Nach den Massenkündigungen vergangene Woche hatte Musk von seinen Mitarbeiterinnen und Mitarbeitern gefordert, bis Donnerstag ein „Arbeitsbekenntnis“ zu unterzeichnen, mit dem sie sich zu „außergewöhnlichen Leistungen“ bekennen würden. Wer das nicht tue, sei mit sofortiger Wirkung gekündigt, bekomme allerdings eine Abfertigung.
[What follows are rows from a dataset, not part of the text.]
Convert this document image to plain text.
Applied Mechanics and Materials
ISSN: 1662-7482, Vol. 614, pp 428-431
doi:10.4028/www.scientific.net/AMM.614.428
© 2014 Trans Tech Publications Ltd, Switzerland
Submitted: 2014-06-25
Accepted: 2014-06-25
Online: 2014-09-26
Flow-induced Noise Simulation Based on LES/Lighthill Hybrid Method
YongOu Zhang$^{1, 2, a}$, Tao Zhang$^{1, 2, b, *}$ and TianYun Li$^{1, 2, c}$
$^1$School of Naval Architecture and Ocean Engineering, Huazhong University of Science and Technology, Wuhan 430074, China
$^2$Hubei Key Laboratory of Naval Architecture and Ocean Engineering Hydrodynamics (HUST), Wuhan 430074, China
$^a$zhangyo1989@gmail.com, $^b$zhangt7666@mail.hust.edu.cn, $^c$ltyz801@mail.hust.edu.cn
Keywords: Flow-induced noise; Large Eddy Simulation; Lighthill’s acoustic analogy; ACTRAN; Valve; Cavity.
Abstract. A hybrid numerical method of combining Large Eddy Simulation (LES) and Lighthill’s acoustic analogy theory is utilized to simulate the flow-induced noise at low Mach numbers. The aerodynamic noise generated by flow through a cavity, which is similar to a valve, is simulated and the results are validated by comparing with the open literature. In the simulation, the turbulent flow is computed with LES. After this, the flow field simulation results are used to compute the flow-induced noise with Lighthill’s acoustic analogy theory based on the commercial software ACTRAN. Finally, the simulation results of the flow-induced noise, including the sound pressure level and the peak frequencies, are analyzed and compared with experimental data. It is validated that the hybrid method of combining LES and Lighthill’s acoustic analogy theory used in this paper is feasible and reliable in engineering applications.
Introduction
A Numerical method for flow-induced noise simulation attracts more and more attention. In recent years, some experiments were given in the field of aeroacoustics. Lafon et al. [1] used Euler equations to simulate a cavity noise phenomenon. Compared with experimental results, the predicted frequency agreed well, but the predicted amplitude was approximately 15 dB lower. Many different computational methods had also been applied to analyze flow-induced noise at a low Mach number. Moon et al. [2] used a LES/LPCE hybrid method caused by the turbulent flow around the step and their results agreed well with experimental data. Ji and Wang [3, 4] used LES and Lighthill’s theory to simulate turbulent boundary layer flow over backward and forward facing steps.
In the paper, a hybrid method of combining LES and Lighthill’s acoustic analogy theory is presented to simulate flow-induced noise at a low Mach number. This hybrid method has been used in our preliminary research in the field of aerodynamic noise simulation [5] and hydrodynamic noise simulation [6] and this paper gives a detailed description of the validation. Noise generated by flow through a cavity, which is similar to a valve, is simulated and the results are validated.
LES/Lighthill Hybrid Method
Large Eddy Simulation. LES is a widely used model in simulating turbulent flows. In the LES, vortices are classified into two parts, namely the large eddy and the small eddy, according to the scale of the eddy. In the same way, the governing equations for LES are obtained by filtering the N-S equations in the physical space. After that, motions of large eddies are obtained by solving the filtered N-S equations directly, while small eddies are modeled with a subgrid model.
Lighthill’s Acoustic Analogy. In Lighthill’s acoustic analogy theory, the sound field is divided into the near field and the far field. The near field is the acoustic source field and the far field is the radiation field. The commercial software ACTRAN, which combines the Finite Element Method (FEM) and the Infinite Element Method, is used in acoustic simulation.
Keine Auskunft: Pressestelle verlor meistes Personal
Wie der „Guardian“ berichtete, sei die Zahl jener, die diese Bedingungen nicht unterzeichnen wollen, größer als von Musk erwartet. Hunderte hätten sich entschieden, lieber das Unternehmen zu verlassen, wie auch US-Medien berichteten. Um gegenzusteuern, soll er am Donnerstag das erst unlängst erlassene Homeoffice-Verbot aufgehoben haben. Twitter-Angestellte hätten das Recht, im Homeoffice zu arbeiten, wenn ihre Vorgesetzten ihnen ein überdurchschnittliches Engagement attestieren würden.
Musk äußerte sich am Donnerstag per Twitter gelassen über mögliche Kündigungen. „Die besten Leute bleiben.“ Außerdem scherzte er: „Wie macht man ein kleines Vermögen in sozialen Netzwerken? Man startet mit einem großen Vermögen.“ Twitter selbst war für einen Kommentar zunächst nicht zu erreichen. Das Unternehmen hat die meisten Mitarbeiterinnen und Mitarbeiter seiner Pressestelle verloren.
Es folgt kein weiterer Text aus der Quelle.